And to Your Left Is the Pride of Our Breeding and Research Center, the Golden-Rumped Patent Troll
Looks like it may be time to add the patent troll to the IUCN’s threatened species list. The U.S. Supreme Court on Monday took a stand against America’s undisciplined proliferation of intellectual property, making it easier to challenge patents of questionable quality. Ruling unanimously in an obscure dispute between KSR International and Teleflex over vehicle gas-pedal designs, the court set a higher threshold for obtaining patent protection and sent a clear signal that it feels overbroad patent rights have hamstrung innovation.

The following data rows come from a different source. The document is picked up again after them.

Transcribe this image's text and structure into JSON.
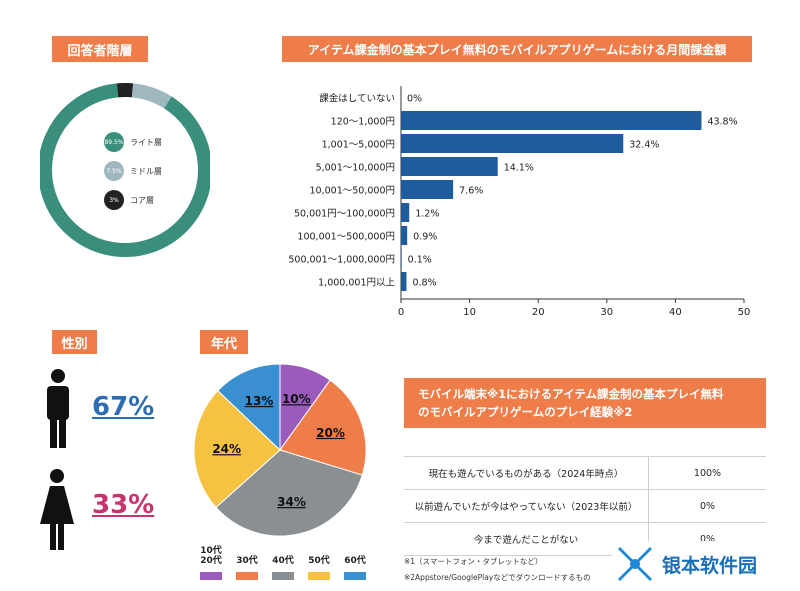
{
  "respondents": {
    "title": "回答者階層",
    "colors": {
      "light": "#3a8f7c",
      "middle": "#9fb7be",
      "core": "#222222"
    },
    "legend": [
      {
        "pct": "89.5%",
        "label": "ライト層"
      },
      {
        "pct": "7.5%",
        "label": "ミドル層"
      },
      {
        "pct": "3%",
        "label": "コア層"
      }
    ]
  },
  "spend": {
    "title": "アイテム課金制の基本プレイ無料のモバイルアプリゲームにおける月間課金額",
    "color": "#1f5c9e"
  },
  "gender": {
    "title": "性別",
    "male_pct": "67%",
    "female_pct": "33%",
    "male_color": "#2f6db3",
    "female_color": "#c8336e"
  },
  "age": {
    "title": "年代",
    "legend": [
      {
        "label": "10代\n20代",
        "color": "#9a5bbd"
      },
      {
        "label": "30代",
        "color": "#ee7d4a"
      },
      {
        "label": "40代",
        "color": "#8a8f93"
      },
      {
        "label": "50代",
        "color": "#f5c242"
      },
      {
        "label": "60代",
        "color": "#3a8fd0"
      }
    ]
  },
  "experience": {
    "title_line1": "モバイル端末※1におけるアイテム課金制の基本プレイ無料",
    "title_line2": "のモバイルアプリゲームのプレイ経験※2",
    "rows": [
      {
        "label": "現在も遊んでいるものがある（2024年時点）",
        "value": "100%"
      },
      {
        "label": "以前遊んでいたが今はやっていない（2023年以前）",
        "value": "0%"
      },
      {
        "label": "今まで遊んだことがない",
        "value": "0%"
      }
    ],
    "notes": [
      "※1（スマートフォン・タブレットなど）",
      "※2Appstore/GooglePlayなどでダウンロードするもの"
    ]
  },
  "watermark": {
    "text": "银本软件园"
  },
  "chart_data": [
    {
      "type": "pie",
      "title": "回答者階層",
      "categories": [
        "ライト層",
        "ミドル層",
        "コア層"
      ],
      "values": [
        89.5,
        7.5,
        3
      ]
    },
    {
      "type": "bar",
      "title": "アイテム課金制の基本プレイ無料のモバイルアプリゲームにおける月間課金額",
      "orientation": "horizontal",
      "categories": [
        "課金はしていない",
        "120～1,000円",
        "1,001～5,000円",
        "5,001～10,000円",
        "10,001～50,000円",
        "50,001円～100,000円",
        "100,001～500,000円",
        "500,001～1,000,000円",
        "1,000,001円以上"
      ],
      "values": [
        0,
        43.8,
        32.4,
        14.1,
        7.6,
        1.2,
        0.9,
        0.1,
        0.8
      ],
      "value_labels": [
        "0%",
        "43.8%",
        "32.4%",
        "14.1%",
        "7.6%",
        "1.2%",
        "0.9%",
        "0.1%",
        "0.8%"
      ],
      "xlim": [
        0,
        50
      ],
      "xticks": [
        0,
        10,
        20,
        30,
        40,
        50
      ]
    },
    {
      "type": "pie",
      "title": "年代",
      "categories": [
        "10代20代",
        "30代",
        "40代",
        "50代",
        "60代"
      ],
      "values": [
        10,
        20,
        34,
        24,
        13
      ],
      "value_labels": [
        "10%",
        "20%",
        "34%",
        "24%",
        "13%"
      ]
    }
  ]
}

“Granting patent protection to advances that would occur in the ordinary course without real innovation retards progress and may, in the case of patents combining previously known elements, deprive prior inventions of their value or utility,” the court wrote in a majority opinion (PDF) penned by Justice Anthony Kennedy. A commonsense standard like the one to which Kennedy refers will undoubtedly have a broad impact on the technology industry. “Today the Supreme Court injected some much-needed common sense into the world of patents,” said Morgan Reed, executive director of the Association for Competitive Technology. “The KSR decision in particular will make it much harder to obtain and enforce the kind of absurd software patents that are threatening the future of the patent system.”